Was die Cottbuser Wirtschaft von ihrem Standort hält, präsentierte die IHK kürzlich dem Wirtschaftsausschuss der Stadt. Die Ergebnisse sind durchwachsen. Insgesamt gibt die Wirtschaft dem Standort Cottbus eine Note drei. Gefordert wird unter anderem eine wirtschaftsfreundlichere Verwaltung.

Zwar lag die Rücklaufquote in Cottbus nur bei sechs Prozent, dennoch würden die Antworten von insgesamt 57 Betrieben statistisch relevante Antworten liefern, erklärte Katrin Erb vom zuständigen Fachbereich der Industrie- und Handelskammer. Abgefragt wurden 30 Standortfaktoren wie die Versorgungssicherheit mit Strom, die Erreichbarkeit, Verfügbarkeit von Arbeitskräften, das Image der Region oder die Ausbildungsreife der Jugendlichen.

In einem ersten Schritt fragte die IHK danach, wie wichtig diese Faktoren den Unternehmern sind. Hier nannten die Cottbuser an erster Stelle Punkte wie die Verfügbarkeit von DSL-Anschlüssen, die Erreichbarkeit per Straße (überregional) und das Image der Region. Weniger wichtig erscheinen den Betrieben Fragen des Luftverkehrs, die Erreichbarkeit per Schiene oder die Möglichkeit, Un- oder Angelernte zu finden.

Anschließend mussten die Befragten erklären, wie zufrieden sie mit den jeweiligen Bedingungen in der Stadt sind. "Erst aus der Kombination von Zufriedenheit und Bedeutung können wir erkennen, wo sich Handlungsfelder auftun", so Katrin Erb.
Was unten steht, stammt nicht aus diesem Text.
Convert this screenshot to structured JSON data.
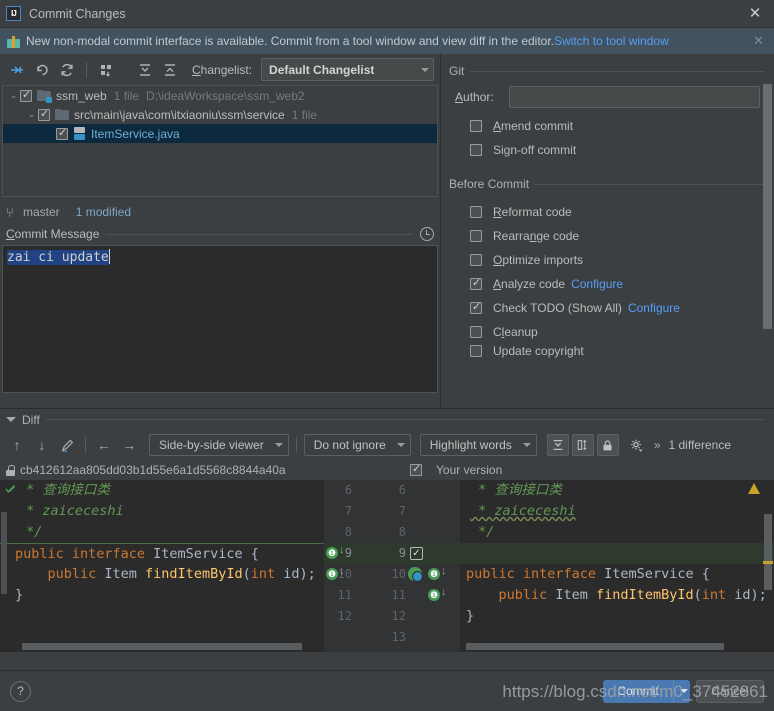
{
  "window": {
    "title": "Commit Changes",
    "close_label": "✕",
    "logo_text": "IJ"
  },
  "notification": {
    "icon": "gift-icon",
    "message": "New non-modal commit interface is available. Commit from a tool window and view diff in the editor.",
    "link": "Switch to tool window",
    "close_label": "✕"
  },
  "toolbar": {
    "icons": [
      "show-diff-icon",
      "rollback-icon",
      "refresh-icon",
      "group-by-icon",
      "expand-all-icon",
      "collapse-all-icon"
    ],
    "changelist_label": "Changelist:",
    "changelist_value": "Default Changelist"
  },
  "file_tree": {
    "rows": [
      {
        "indent": 0,
        "twisty": "⌄",
        "checked": true,
        "icon": "module-folder-icon",
        "name": "ssm_web",
        "meta": "1 file",
        "path": "D:\\ideaWorkspace\\ssm_web2",
        "selected": false,
        "is_file": false
      },
      {
        "indent": 1,
        "twisty": "⌄",
        "checked": true,
        "icon": "folder-icon",
        "name": "src\\main\\java\\com\\itxiaoniu\\ssm\\service",
        "meta": "1 file",
        "path": "",
        "selected": false,
        "is_file": false
      },
      {
        "indent": 2,
        "twisty": "",
        "checked": true,
        "icon": "java-file-icon",
        "name": "ItemService.java",
        "meta": "",
        "path": "",
        "selected": true,
        "is_file": true
      }
    ]
  },
  "branch_bar": {
    "icon": "git-branch-icon",
    "branch": "master",
    "status": "1 modified"
  },
  "commit_message": {
    "title": "Commit Message",
    "history_icon": "clock-icon",
    "value": "zai ci update"
  },
  "git_section": {
    "title": "Git",
    "author_label": "Author:",
    "author_value": "",
    "author_placeholder": "",
    "options": [
      {
        "label": "Amend commit",
        "checked": false
      },
      {
        "label": "Sign-off commit",
        "checked": false
      }
    ]
  },
  "before_commit": {
    "title": "Before Commit",
    "options": [
      {
        "label": "Reformat code",
        "checked": false,
        "link": ""
      },
      {
        "label": "Rearrange code",
        "checked": false,
        "link": ""
      },
      {
        "label": "Optimize imports",
        "checked": false,
        "link": ""
      },
      {
        "label": "Analyze code",
        "checked": true,
        "link": "Configure"
      },
      {
        "label": "Check TODO (Show All)",
        "checked": true,
        "link": "Configure"
      },
      {
        "label": "Cleanup",
        "checked": false,
        "link": ""
      },
      {
        "label": "Update copyright",
        "checked": false,
        "link": ""
      }
    ]
  },
  "diff": {
    "section_title": "Diff",
    "toolbar": {
      "prev_icon": "arrow-up-icon",
      "next_icon": "arrow-down-icon",
      "edit_icon": "pencil-icon",
      "accept_left_icon": "arrow-left-icon",
      "accept_right_icon": "arrow-right-icon",
      "viewer_mode": "Side-by-side viewer",
      "ignore_mode": "Do not ignore",
      "highlight_mode": "Highlight words",
      "collapse_icon": "collapse-unchanged-icon",
      "columns_icon": "two-column-icon",
      "lock_icon": "lock-icon",
      "settings_icon": "gear-icon",
      "more_icon": "chevron-double-right-icon",
      "difference_count": "1 difference"
    },
    "left_header": {
      "lock_icon": "lock-icon",
      "label": "cb412612aa805dd03b1d55e6a1d5568c8844a40a"
    },
    "right_header": {
      "checked": true,
      "label": "Your version"
    },
    "left_lines": [
      {
        "num": "6",
        "segments": [
          {
            "t": " * 查询接口类",
            "c": "cmt"
          }
        ],
        "inserted": false
      },
      {
        "num": "7",
        "segments": [
          {
            "t": " * zaiceceshi",
            "c": "cmt"
          }
        ],
        "inserted": false
      },
      {
        "num": "8",
        "segments": [
          {
            "t": " */",
            "c": "cmt"
          }
        ],
        "inserted": false
      },
      {
        "num": "9",
        "segments": [
          {
            "t": "public interface ",
            "c": "kw"
          },
          {
            "t": "ItemService ",
            "c": "cls"
          },
          {
            "t": "{",
            "c": "plain"
          }
        ],
        "inserted": false
      },
      {
        "num": "10",
        "segments": [
          {
            "t": "    public ",
            "c": "kw"
          },
          {
            "t": "Item ",
            "c": "cls"
          },
          {
            "t": "findItemById",
            "c": "ident"
          },
          {
            "t": "(",
            "c": "plain"
          },
          {
            "t": "int ",
            "c": "kw"
          },
          {
            "t": "id);",
            "c": "plain"
          }
        ],
        "inserted": false
      },
      {
        "num": "11",
        "segments": [
          {
            "t": "}",
            "c": "plain"
          }
        ],
        "inserted": false
      },
      {
        "num": "12",
        "segments": [
          {
            "t": "",
            "c": "plain"
          }
        ],
        "inserted": false
      }
    ],
    "right_lines": [
      {
        "num": "6",
        "segments": [
          {
            "t": " * 查询接口类",
            "c": "cmt"
          }
        ],
        "inserted": false
      },
      {
        "num": "7",
        "segments": [
          {
            "t": " * zaiceceshi",
            "c": "cmt",
            "squiggle": true
          }
        ],
        "inserted": false
      },
      {
        "num": "8",
        "segments": [
          {
            "t": " */",
            "c": "cmt"
          }
        ],
        "inserted": false
      },
      {
        "num": "9",
        "segments": [
          {
            "t": "",
            "c": "plain"
          }
        ],
        "inserted": true
      },
      {
        "num": "10",
        "segments": [
          {
            "t": "public interface ",
            "c": "kw"
          },
          {
            "t": "ItemService ",
            "c": "cls"
          },
          {
            "t": "{",
            "c": "plain"
          }
        ],
        "inserted": false
      },
      {
        "num": "11",
        "segments": [
          {
            "t": "    public ",
            "c": "kw"
          },
          {
            "t": "Item ",
            "c": "cls"
          },
          {
            "t": "findItemById",
            "c": "ident"
          },
          {
            "t": "(",
            "c": "plain"
          },
          {
            "t": "int ",
            "c": "kw"
          },
          {
            "t": "id);",
            "c": "plain"
          }
        ],
        "inserted": false
      },
      {
        "num": "12",
        "segments": [
          {
            "t": "}",
            "c": "plain"
          }
        ],
        "inserted": false
      },
      {
        "num": "13",
        "segments": [
          {
            "t": "",
            "c": "plain"
          }
        ],
        "inserted": false
      }
    ],
    "warning_icon": "warning-triangle-icon"
  },
  "footer": {
    "help_label": "?",
    "commit_label": "Commit",
    "commit_caret": "▾",
    "cancel_label": "Cancel"
  },
  "watermark": "https://blog.csdn.net/m0_37452861",
  "colors": {
    "background": "#3c3f41",
    "editor_background": "#2b2b2b",
    "accent_blue": "#4a78b0",
    "link_blue": "#589df6",
    "selection_blue": "#214283",
    "tree_selection": "#0d293e",
    "inserted_green": "#2f3a2f",
    "accept_green": "#499c54",
    "comment_green": "#629755",
    "keyword_orange": "#cc7832",
    "method_yellow": "#ffc66d",
    "notification_bg": "#43525f"
  }
}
Topwerte geben die Unternehmen der Stadt in puncto Kultur, Sport, Freizeit. Ebenfalls zufrieden sind sie mit der Versorgungssicherheit mit Strom, der Erreichbarkeit über die Straße, dem vorhandenen Wohnraum und den hiesigen Unternehmensnetzwerken

Deutliche Kritik wird an den Altanschließergebühren geübt, an Energiepreisen, der Gewerbesteuer und den Kommunalabgaben. Der Punkt "fehlende Ausbildungsreife der Jugendlichen", der in Südbrandenburg insgesamt für hohe Unzufriedenheit sorgt, liegt in Cottbus nur an Platz zehn der Mängelliste.

Nach Einschätzung der IHK ergeben sich aus den Umfragewerten verschiedene Handlungsfelder. "Bei einigen Fragen muss die Stadtverwaltung aktiv werden, andere Probleme lassen sich nur auf Bundes- oder Länderebene lösen", sagt Katrin Erb von der IHK.

Die anwesenden Stadtverordneten jedenfalls mussten sich ins Stammbuch schreiben lassen, dass die Cottbuser Verwaltung zu wenig wirtschaftsfreundlich ist. Werner Schaaf (SPD), Leiter des Wirtschaftsausschusses: "Interessante Ergebnisse, über die wir sicher in Zukunft ausführlicher diskutieren müssen."